Je le sais, tu as des cris plein la tête et des sanglots plein la gorge. Tu as des mots coincés qui font mal. Tu as des démons qui hurlent et du noir en-dedans. Tu as la rage au ventre, tu as la rage au coeur, c'est la rage qui te tient. Tu as la colère. Tu as la fureur de la honte et l'amertume du dégoût, tu as la déception du temps gâché à y croire.
Tu as ces souvenirs derrière : ces souvenirs, ne t'y accroche plus. Tu as ce vide du présent, cette solitude de tous les instants, tu as cette page blanche de l'avenir. Pas de projet. Rien. Ni personne.

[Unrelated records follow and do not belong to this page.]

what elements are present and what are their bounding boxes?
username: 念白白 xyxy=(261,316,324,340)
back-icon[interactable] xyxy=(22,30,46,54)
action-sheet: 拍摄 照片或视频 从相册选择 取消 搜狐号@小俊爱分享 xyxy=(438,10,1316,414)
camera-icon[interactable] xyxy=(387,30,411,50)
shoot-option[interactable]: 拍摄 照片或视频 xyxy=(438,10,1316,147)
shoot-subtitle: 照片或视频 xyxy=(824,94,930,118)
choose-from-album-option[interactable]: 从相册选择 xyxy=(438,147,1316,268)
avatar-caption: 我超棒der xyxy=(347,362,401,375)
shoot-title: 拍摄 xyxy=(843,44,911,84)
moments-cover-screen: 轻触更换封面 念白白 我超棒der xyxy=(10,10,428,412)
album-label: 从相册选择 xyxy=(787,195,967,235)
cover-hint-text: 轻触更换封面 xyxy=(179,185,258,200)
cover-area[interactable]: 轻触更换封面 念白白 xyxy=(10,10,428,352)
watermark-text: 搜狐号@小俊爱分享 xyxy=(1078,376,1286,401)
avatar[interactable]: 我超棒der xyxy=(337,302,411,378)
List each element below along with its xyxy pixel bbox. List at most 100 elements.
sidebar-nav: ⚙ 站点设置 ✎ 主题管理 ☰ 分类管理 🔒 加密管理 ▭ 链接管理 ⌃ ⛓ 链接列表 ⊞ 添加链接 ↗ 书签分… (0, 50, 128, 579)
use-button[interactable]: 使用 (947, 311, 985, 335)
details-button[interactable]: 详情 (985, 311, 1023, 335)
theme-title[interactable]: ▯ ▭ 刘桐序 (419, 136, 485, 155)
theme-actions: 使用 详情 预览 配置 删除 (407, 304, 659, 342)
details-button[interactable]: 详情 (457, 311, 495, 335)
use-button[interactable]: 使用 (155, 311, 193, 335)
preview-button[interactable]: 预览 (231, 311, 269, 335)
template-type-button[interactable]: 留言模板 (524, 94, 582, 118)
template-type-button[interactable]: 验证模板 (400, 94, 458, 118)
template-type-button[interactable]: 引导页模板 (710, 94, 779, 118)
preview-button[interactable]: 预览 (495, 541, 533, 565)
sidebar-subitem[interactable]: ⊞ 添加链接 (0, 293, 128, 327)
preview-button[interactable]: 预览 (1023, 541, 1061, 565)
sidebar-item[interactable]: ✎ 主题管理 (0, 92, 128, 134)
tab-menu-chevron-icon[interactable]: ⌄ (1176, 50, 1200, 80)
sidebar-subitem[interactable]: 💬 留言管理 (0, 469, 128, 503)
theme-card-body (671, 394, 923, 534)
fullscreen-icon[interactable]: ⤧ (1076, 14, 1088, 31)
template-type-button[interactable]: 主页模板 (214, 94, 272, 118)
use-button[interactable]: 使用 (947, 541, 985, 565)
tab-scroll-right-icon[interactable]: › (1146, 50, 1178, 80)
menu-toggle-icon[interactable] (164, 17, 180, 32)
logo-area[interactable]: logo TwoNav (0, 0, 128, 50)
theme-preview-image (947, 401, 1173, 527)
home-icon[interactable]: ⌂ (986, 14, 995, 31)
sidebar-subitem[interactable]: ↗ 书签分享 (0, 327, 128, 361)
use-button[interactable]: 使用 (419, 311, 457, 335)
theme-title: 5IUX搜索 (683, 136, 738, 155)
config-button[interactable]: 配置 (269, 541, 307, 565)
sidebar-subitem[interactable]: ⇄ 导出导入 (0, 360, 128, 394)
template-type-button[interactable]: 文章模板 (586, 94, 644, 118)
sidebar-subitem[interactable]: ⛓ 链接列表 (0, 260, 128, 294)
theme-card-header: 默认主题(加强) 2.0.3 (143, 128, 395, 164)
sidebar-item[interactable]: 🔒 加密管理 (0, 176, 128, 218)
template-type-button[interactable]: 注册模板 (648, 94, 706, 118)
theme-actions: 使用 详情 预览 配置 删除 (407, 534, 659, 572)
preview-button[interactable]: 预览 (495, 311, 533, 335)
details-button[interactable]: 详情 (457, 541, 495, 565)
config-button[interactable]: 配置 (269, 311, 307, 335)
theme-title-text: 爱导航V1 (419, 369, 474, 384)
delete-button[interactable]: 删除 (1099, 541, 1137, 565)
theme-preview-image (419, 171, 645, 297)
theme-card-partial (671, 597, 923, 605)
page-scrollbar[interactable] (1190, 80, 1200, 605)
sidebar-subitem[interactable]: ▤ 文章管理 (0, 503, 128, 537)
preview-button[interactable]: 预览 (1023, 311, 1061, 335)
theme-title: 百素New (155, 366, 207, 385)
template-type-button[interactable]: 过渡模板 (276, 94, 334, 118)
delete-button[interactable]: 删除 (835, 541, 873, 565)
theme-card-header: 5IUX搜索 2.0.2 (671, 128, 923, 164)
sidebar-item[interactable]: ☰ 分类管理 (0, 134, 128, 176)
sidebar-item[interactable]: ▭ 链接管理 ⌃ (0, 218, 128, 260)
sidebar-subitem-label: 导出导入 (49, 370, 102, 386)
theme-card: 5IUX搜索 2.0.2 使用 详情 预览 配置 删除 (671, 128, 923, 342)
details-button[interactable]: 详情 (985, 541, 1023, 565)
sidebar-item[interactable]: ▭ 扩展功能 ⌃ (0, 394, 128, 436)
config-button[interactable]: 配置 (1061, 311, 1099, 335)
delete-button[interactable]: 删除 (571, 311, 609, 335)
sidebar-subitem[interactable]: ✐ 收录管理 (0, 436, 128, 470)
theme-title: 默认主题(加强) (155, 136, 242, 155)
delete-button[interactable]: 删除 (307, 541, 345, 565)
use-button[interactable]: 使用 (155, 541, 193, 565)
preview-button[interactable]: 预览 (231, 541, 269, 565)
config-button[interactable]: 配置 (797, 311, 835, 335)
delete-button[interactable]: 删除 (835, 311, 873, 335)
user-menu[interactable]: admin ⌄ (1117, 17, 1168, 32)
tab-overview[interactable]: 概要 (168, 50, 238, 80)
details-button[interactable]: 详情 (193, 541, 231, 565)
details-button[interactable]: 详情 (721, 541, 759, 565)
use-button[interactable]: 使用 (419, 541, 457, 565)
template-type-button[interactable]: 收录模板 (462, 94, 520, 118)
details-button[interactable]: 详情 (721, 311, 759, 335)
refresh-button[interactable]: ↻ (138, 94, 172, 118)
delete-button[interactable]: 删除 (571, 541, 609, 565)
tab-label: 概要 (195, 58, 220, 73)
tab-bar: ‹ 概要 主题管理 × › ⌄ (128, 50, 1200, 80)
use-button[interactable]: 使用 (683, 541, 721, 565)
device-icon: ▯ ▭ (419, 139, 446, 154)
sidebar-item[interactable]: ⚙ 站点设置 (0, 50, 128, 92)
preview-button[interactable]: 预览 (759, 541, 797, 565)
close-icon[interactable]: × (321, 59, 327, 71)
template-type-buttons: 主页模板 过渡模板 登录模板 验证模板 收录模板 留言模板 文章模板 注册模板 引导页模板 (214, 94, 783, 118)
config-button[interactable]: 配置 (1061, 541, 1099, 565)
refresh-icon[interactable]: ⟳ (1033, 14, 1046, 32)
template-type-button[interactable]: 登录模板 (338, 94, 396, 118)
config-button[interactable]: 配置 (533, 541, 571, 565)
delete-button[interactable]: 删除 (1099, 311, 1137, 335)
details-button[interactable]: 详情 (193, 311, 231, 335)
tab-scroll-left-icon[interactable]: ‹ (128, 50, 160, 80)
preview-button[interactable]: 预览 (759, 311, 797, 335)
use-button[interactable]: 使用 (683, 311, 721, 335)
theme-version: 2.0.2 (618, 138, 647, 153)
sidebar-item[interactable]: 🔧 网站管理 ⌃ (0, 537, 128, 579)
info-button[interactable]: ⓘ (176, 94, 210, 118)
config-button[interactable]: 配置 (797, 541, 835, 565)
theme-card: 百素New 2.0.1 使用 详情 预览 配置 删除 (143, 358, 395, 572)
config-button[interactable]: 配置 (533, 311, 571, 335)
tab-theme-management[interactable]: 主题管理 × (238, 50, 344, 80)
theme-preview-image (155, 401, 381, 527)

Tu as des monstres qui te poursuivent. Des peurs plein la mémoire. Des rancoeurs aussi. Déchire tout ce gâchis, tout ce mensonge, toute cette merde, tout ce médiocre. Déchire tout. Hais-toi de t'être voilé la face, haïs-toi d'avoir nié, aussi longtemps, l'évidence. Hais-toi de ne pas oser le dire, à tes parents, à tes amis. Ne pas avouer l'échec. Ne pas oser la vérité.
Stupide. Stupide d'y avoir cru, d'avoir accepté l'innacceptable. Conne, réveille-toi et regarde. Tu étais seule dans le rêve. C'était ton rêve. Tu étais seule. Regarde. Il n'y a personne. Il n'est plus là. Il y a longtemps qu'il n'est plus là. Va, tu le savais, toi aussi. Tu le savais, tu le savais qu'il n'y était plus. Que tu n'avais plus ni son coeur ni sa tête. Que l'habitude vous avait broyés comme elle l'avait fait avec tant d'autres.
C'est inexorable. Regarde, regarde. La fin est là. Il n'y a plus rien que tu puisses faire. Baisse les bras, maintenant, admire votre oeuvre. Ne te contente plus du médiocre. Ne te contente plus de la mélancolie et du silence. Regarde, regarde, regarde toute cette merde.
Allez, regarde. Regarde ce que vous êtes. Regarde ce qu'il reste de vous. Regarde. Ce n'est pas ce que tu voulais. Ce n'est pas ce que vous vouliez. Regarde, regarde ces étrangers qui vivent côte à côte. Regarde, c'est vous. Alors vas-y, maintenant, chiale, chiale, tu n'as plus que ça à faire. Mais regarde, regarde encore. Tu dois regarder ce que tu as fait, ce qu'il a fait, ce que vous êtes devenus. C'est le prix à payer.
Allez, chiale. Que la morve t'enlaidisse, piétine-toi toi-même, déteste-le, raye le ta vie, envoie-le en enfer. Parce qu'il n'y a rien d'autre que tu ne puisses faire, maintenant, que de ruminer ta haine, ton dégoût, ta honte. Tu t'es trahie toi-même et il t'a trahie. Regarde, menteuse que tu es ! Regarde ! Tu es seule. Il n'est plus là.
Allez, accepte-les, ces souvenirs en pleine face. Accepte-les, ces rêves qui ne réaliseront pas. Prends les comme des gifles. Vous ne vivrez pas heureux et n'aurez pas d'enfants ensemble. Ca fait mal, hein ? Oh oui, que ça fait mal... Allez, tends la joue ! L'autre, maintenant ! Tu les vois ces souvenirs ? Tant mieux, parce que c'est tout ce qui te reste. Tout ce qui te restera de lui. Bientôt, tu ne seras plus qu'un souvenir neutre et lointain dans son esprit d'homme insouciant et libre, et bientôt, tu auras oublié jusqu'à l'odeur de sa peau. Alors vas-y, regarde les bien, car bientôt, ils seront incolores. Bientôt, tu auras oublié les rires et les rêves, les baisers et les caresses.
En attendant, oui, ça fait mal. Accepte-le. Et relève la tête. Malgré les larmes et la morve. Tu t'es fait avoir, d'accord. Mais vous êtes tellement à vous faire avoir... Tellement à y croire, naïfs que vous êtes. L'amour n'est qu'un leurre, tu le sais. On reste parce qu'on a vécu, parce qu'on idéalise. On reste par peur d'être seul et parce qu'on est en sécurité. Jusqu'au moment où la sécurité étouffe et où on a envie de voir si l'herbe est plus verte ailleurs. Jusqu'au moment où il y en a un qui ose dire qu'il s'en va.
Allez, accepte. Accepte de ne pas tout réussir du premier coup. Accepte et redresse-toi. Tu n'es pas une victime. Tu vas te relever parce que tu vaux mieux que de rester pleurer seule en regardant de vieilles photos jaunies, en lisant des missives enflammées qui sont d'une autre époque. Va, tu vaux mieux. Regarde et avance. Regarde, souffre, et avance. Avance.